The recommendations come in the wake of months of controversy surrounding the West Valley City Police Department that stems from the dismissal of dozens of drug cases because of evidence-handling problems by the now-disbanded Neighborhood Narcotics Unit. The department also has been under intense criticism because of the fatal shooting of Danielle Willard during an alleged drug bust in 2012 and its handling of the investigation into the 2009 disappearance of West Valley mother Susan Powell.
In its report, the PSRB notes attendees can make comments and voice concerns about policing issues at its monthly meetings.
"We encourage the City Council and City staff to reach out to citizens and invite them to participate in our public meetings," the report says.
The report results from one of the changes contained in an ordinance enacted last year by the council, which wanted better police oversight. Under the ordinance, the board now issues quarterly and annual reports on its operations; citizens can attend PSRB meetings; the police no longer have a role in appointing the body's members; and all seven members are civilians.

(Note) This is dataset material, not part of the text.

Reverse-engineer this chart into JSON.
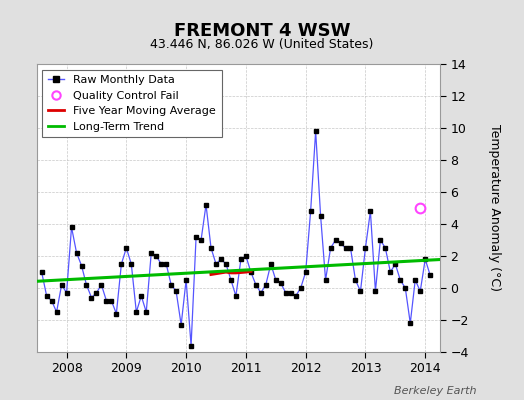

The summary of last year's board activities includes the review of 96 allegations against officers and the sustaining of 20 of those complaints. Two of the sustained allegations claimed officers had behaved rudely, one concerned the incomplete documentation of a sex-offender registration and 17 were improprieties uncovered during the investigation of the narcotics unit, according to the report.
The report says the board was pleased to learn that the city's legal department had conducted department-wide training in August that addressed chain-of-custody issues and preservation of evidence and suggested that additional training be scheduled in 2014.

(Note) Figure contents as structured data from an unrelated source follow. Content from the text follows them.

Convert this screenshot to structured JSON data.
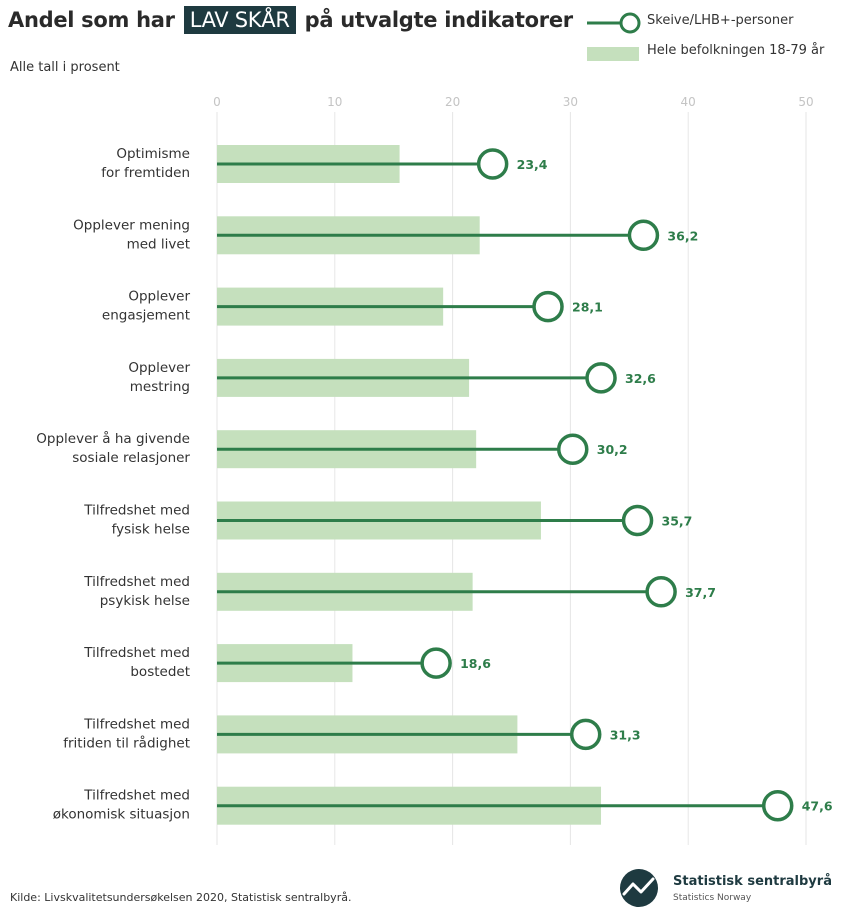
{
  "header": {
    "title_pre": "Andel som har",
    "title_highlight": "LAV SKÅR",
    "title_post": "på utvalgte indikatorer",
    "subtitle": "Alle tall i prosent"
  },
  "colors": {
    "line": "#2e7d4a",
    "bar": "#c5e0bd",
    "highlight_bg": "#1e3a40",
    "grid": "#e6e6e6",
    "tick": "#c4c4c4"
  },
  "chart_data": {
    "type": "bar",
    "orientation": "horizontal",
    "xlim": [
      0,
      50
    ],
    "xticks": [
      0,
      10,
      20,
      30,
      40,
      50
    ],
    "xtick_labels": [
      "0",
      "10",
      "20",
      "30",
      "40",
      "50"
    ],
    "grid": true,
    "legend_position": "top-right",
    "categories": [
      [
        "Optimisme",
        "for fremtiden"
      ],
      [
        "Opplever mening",
        "med livet"
      ],
      [
        "Opplever",
        "engasjement"
      ],
      [
        "Opplever",
        "mestring"
      ],
      [
        "Opplever å ha givende",
        "sosiale relasjoner"
      ],
      [
        "Tilfredshet med",
        "fysisk helse"
      ],
      [
        "Tilfredshet med",
        "psykisk helse"
      ],
      [
        "Tilfredshet med",
        "bostedet"
      ],
      [
        "Tilfredshet med",
        "fritiden til rådighet"
      ],
      [
        "Tilfredshet med",
        "økonomisk situasjon"
      ]
    ],
    "series": [
      {
        "name": "Skeive/LHB+-personer",
        "style": "lollipop",
        "values": [
          23.4,
          36.2,
          28.1,
          32.6,
          30.2,
          35.7,
          37.7,
          18.6,
          31.3,
          47.6
        ],
        "labels": [
          "23,4",
          "36,2",
          "28,1",
          "32,6",
          "30,2",
          "35,7",
          "37,7",
          "18,6",
          "31,3",
          "47,6"
        ]
      },
      {
        "name": "Hele befolkningen 18-79 år",
        "style": "bar",
        "values": [
          15.5,
          22.3,
          19.2,
          21.4,
          22.0,
          27.5,
          21.7,
          11.5,
          25.5,
          32.6
        ]
      }
    ]
  },
  "footer": {
    "source": "Kilde: Livskvalitetsundersøkelsen 2020, Statistisk sentralbyrå.",
    "logo_name": "Statistisk sentralbyrå",
    "logo_sub": "Statistics Norway"
  }
}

PSRB Chairman Dean Trump said failure to follow proper procedures had led to many of the sustained allegations.
"We recommend that there be classes taught to all of our police force on handling evidence," he told council members.
Other 2013 PSRB activities included the review of 970 uses of force such as firearm and taser displays, physical restraints and K-9 deployment.
The board found one incident, the deployment of a taser during a confrontation on a rooftop, was "out of policy." The force was not excessive, the PSRB said, but "the particular means used was not optimal for the context on a rooftop."
And the report says there were 72 pursuits during 2013, all of them "in policy."
In the Willard shooting, Salt Lake County District Attorney Sim Gill announced Aug. 8 that the use of deadly force against the unarmed woman was not justified. His office is screening possible criminal charges against the two detectives involved in the shooting, who deny any wrongdoing.
One of the detectives, Shaun Cowley, was fired in September on allegations of mishandling evidence. The other, Kevin Salmon, remains on paid administrative leave.